People are inherently curious, and will always seek to understand that which surrounds them, through means such as science or religion. Religion, defined as the unwavering faith and believe in a higher being, explains many of life’s mysteries such as the reason behind our fragile existence through subscription to God’s word. Science, on the other hand, explains a multitude of conundrums through vigorous experimentation and observation in order to obtain solid proof to explain natural phenomena. Though the two approaches may seem to have divergent natures, they are in fact not mutually exclusive and can coexist in harmony without one rendering the other obsolete.
Critics may argue to say that Science and religion are ultimately divergent in nature. Given the many conflicts that have occurred between the two approaches in the past, coupled with recent Scientific development, religion has definitely been rendered increasingly obsolete. Science is the use of empirical evidence and vigorous experimentation to establish beyond a doubt that a given hypothesis is true. Through the use of the Scientific inquiry, which is based on the fundamental cornerstone of curiosity, vigorous crosschecking occurs between various scientists to ascertain the validity of the hypothesis before it is established as a fact. Religion, on the other hand, employs the use of God’s word, instead of logic and empirical evidence, to ascertain a certain belief. It does not require solid proof to establish a belief, its cornerstone being that of faith, which is the unwavering belief in a higher being. Evidently, the two are divergent in nature and cannot be used at the same time to explain a single phenomenon. Examples of this include Darwinism in defiance of creationism and heliocentrism as opposed to geocentrism. Given current rapid scientific development, which has resulted in more people employing scientific methods to explain phenomena, it would seem that lesser people would subscribe to God’s word, rendering it obsolete.
However, detractors have overlooked the fact that though it is indeed true that religion and science are divergent approaches, they are in fact not mutually exclusive. This can be seen in many cases where scientific beliefs have been reconciled with scripture. Buddhism has actively encouraged the exploration of the world through empiricism, which is similar to that employed by the scientific inquiry. As Abdul-baha, who is the founder of the Baha’I faith aptly quipped, “religion without science is superstition and science without religion is materialism. Indeed, it is clear that it is possible for science to be integrated into religion and the two are not mutually exclusive. Recently, liberal Catholics have even managed to reconcile scriptures with Darwin’s theory of evolution. Evidently, Science and religion, though divergent in nature and approach, are not mutually exclusive and can be employed together.
Furthermore, Science and religion serve different domains, and when each remains in its own domain, the two can exist in harmony without posing conflict. Science provides an explanation for various natural phenomena in the physical world whereas religion tends to provide explanations to a myriad of conundrums to which Science cannot provide any answer. While science can explain how various systems in our body are interrelated in function that allow us to be a fully functional being, it cannot explain the purpose behind our existence. Science can explain the causes behind mental illnesses like depression and invent chemicals like dopamine to raise levels of happiness, but it is unable to teach us how to find our inner peace. Indeed, doctor Jennifer Wiseman was astute in her observation that while science is wonderful tool for understanding the physical universe, religion gives the answers to the more philosophical questions in life and explains our significance in the context of the universe. Both science and religion ultimately serve to better our human experience and lives and when each remains in their domain, they can coexist in harmony.

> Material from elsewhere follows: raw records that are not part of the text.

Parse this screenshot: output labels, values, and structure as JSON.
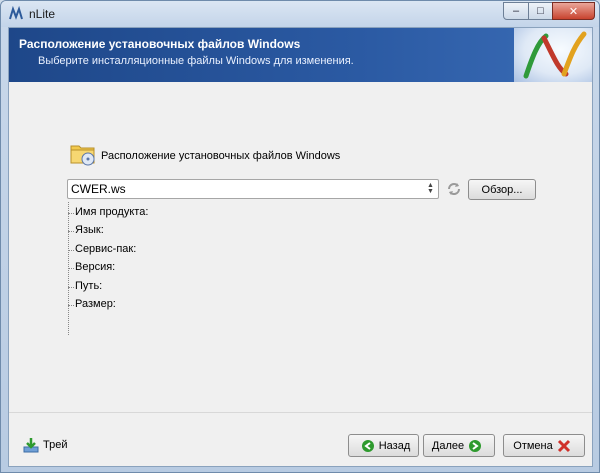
{
  "window": {
    "title": "nLite",
    "controls": {
      "minimize": "–",
      "maximize": "□",
      "close": "✕"
    }
  },
  "header": {
    "title": "Расположение установочных файлов Windows",
    "subtitle": "Выберите инсталляционные файлы Windows для изменения."
  },
  "source": {
    "section_label": "Расположение установочных файлов Windows",
    "combo_value": "CWER.ws",
    "browse_label": "Обзор...",
    "info_items": [
      {
        "label": "Имя продукта:"
      },
      {
        "label": "Язык:"
      },
      {
        "label": "Сервис-пак:"
      },
      {
        "label": "Версия:"
      },
      {
        "label": "Путь:"
      },
      {
        "label": "Размер:"
      }
    ]
  },
  "footer": {
    "tray_label": "Трей",
    "back_label": "Назад",
    "next_label": "Далее",
    "cancel_label": "Отмена"
  },
  "colors": {
    "header_bg": "#1e4789",
    "accent_green": "#2e9a2e",
    "cancel_red": "#d0302a"
  }
}
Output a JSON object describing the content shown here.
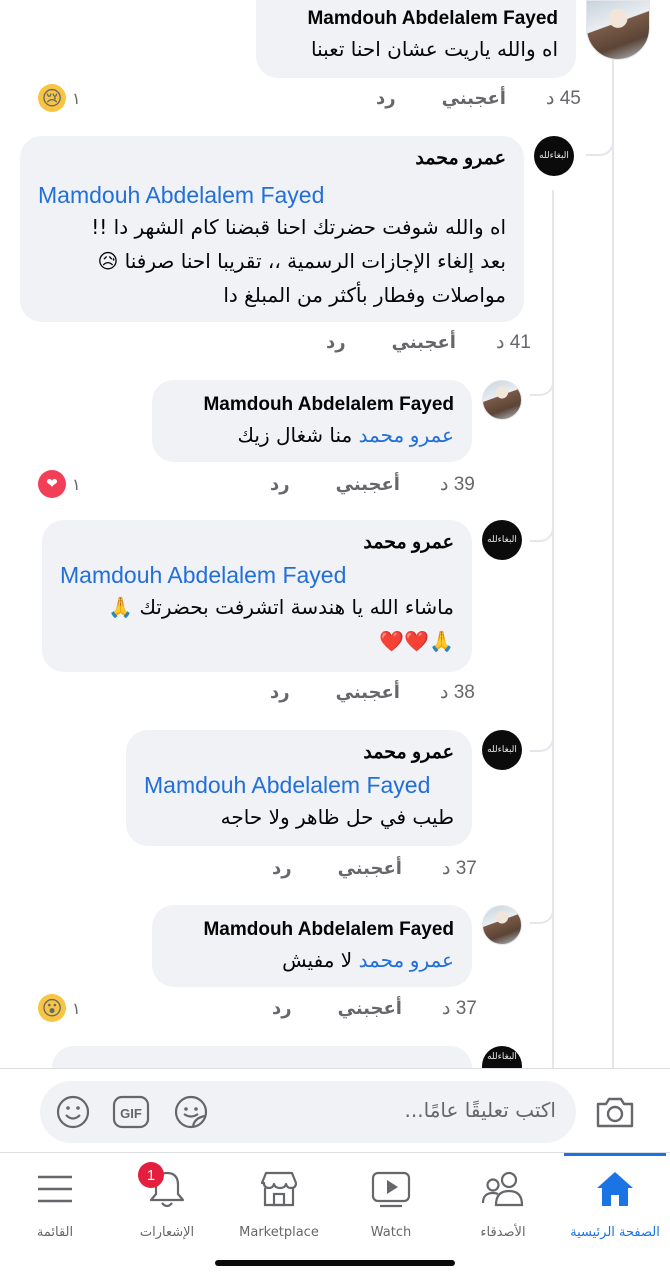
{
  "comments": [
    {
      "author": "Mamdouh Abdelalem Fayed",
      "text": "اه والله ياريت عشان احنا تعبنا",
      "time": "45 د",
      "like_label": "أعجبني",
      "reply_label": "رد",
      "reaction": {
        "icon": "crying-face",
        "emoji": "😢",
        "count": "١"
      }
    },
    {
      "author": "عمرو محمد",
      "mention": "Mamdouh Abdelalem Fayed",
      "lines": [
        "اه والله شوفت حضرتك احنا قبضنا كام الشهر دا  !!",
        "بعد إلغاء الإجازات الرسمية ،، تقريبا احنا صرفنا 😥",
        "مواصلات وفطار بأكثر من المبلغ دا"
      ],
      "time": "41 د",
      "like_label": "أعجبني",
      "reply_label": "رد"
    },
    {
      "author": "Mamdouh Abdelalem Fayed",
      "mention": "عمرو محمد",
      "text": "منا شغال زيك",
      "time": "39 د",
      "like_label": "أعجبني",
      "reply_label": "رد",
      "reaction": {
        "icon": "heart",
        "emoji": "❤",
        "count": "١"
      }
    },
    {
      "author": "عمرو محمد",
      "mention": "Mamdouh Abdelalem Fayed",
      "lines": [
        "ماشاء الله يا هندسة اتشرفت بحضرتك 🙏",
        "🙏❤️❤️"
      ],
      "time": "38 د",
      "like_label": "أعجبني",
      "reply_label": "رد"
    },
    {
      "author": "عمرو محمد",
      "mention": "Mamdouh Abdelalem Fayed",
      "text": "طيب في حل ظاهر ولا حاجه",
      "time": "37 د",
      "like_label": "أعجبني",
      "reply_label": "رد"
    },
    {
      "author": "Mamdouh Abdelalem Fayed",
      "mention": "عمرو محمد",
      "text": "لا مفيش",
      "time": "37 د",
      "like_label": "أعجبني",
      "reply_label": "رد",
      "reaction": {
        "icon": "wow-face",
        "emoji": "😮",
        "count": "١"
      }
    }
  ],
  "avatar_logo_text": "البغاءلله",
  "composer": {
    "placeholder": "اكتب تعليقًا عامًا...",
    "icons": [
      "camera-icon",
      "sticker-icon",
      "gif-icon",
      "emoji-icon"
    ],
    "gif_label": "GIF"
  },
  "tabbar": {
    "tabs": [
      {
        "id": "home",
        "label": "الصفحة الرئيسية",
        "icon": "home-icon",
        "active": true
      },
      {
        "id": "friends",
        "label": "الأصدقاء",
        "icon": "friends-icon"
      },
      {
        "id": "watch",
        "label": "Watch",
        "icon": "watch-icon"
      },
      {
        "id": "marketplace",
        "label": "Marketplace",
        "icon": "marketplace-icon"
      },
      {
        "id": "notifications",
        "label": "الإشعارات",
        "icon": "bell-icon",
        "badge": "1"
      },
      {
        "id": "menu",
        "label": "القائمة",
        "icon": "menu-icon"
      }
    ]
  },
  "colors": {
    "accent": "#1b74e4",
    "mention": "#216fdb",
    "bubble": "#f0f2f5",
    "badge": "#e41e3f",
    "meta_text": "#65676b"
  }
}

Science and religion can also serve to reinforce each other and are thus able to coexist without rendering either of them obsolete. Indeed, many scientists such as Richard Smalley have expressed the view that science serves to further reinforce religion, as they are better able to appreciate God’s handiwork after understanding the myriad of wonders of the physical world through science. Furthermore, religion serves as a much necessary check and balance on science and prevents ethically questionable scientific research from occurring, reinforcing it. Through the many values propagated by religions like Christianity such as the sanctity of life and nature, boundaries are drawn in fields like genetic engineering and cloning, preventing ethically suspect research from occurring that may result in the value and dignity of life being contravened. It is no wonder that the tide of pubic opinion has been turned against genetic engineering in many countries such as Britain, where genetically modified products have to be clearly labelled and genetically modified foodstuff face an outright ban. Indeed, religion and science are able to reinforce each other and the existence of each domain only strengthens the other. In this respect, neither is rendered obsolete.
Science and religion, though divergent approaches, are not mutually exclusive. As Doctor Andrew Harman once said, “Science is about learning, Buddhism is about living.” Ultimately, science and religion are just tools to enhance the human experience and it is up to us to wield them appropriately to improve our lives instead of cause conflict.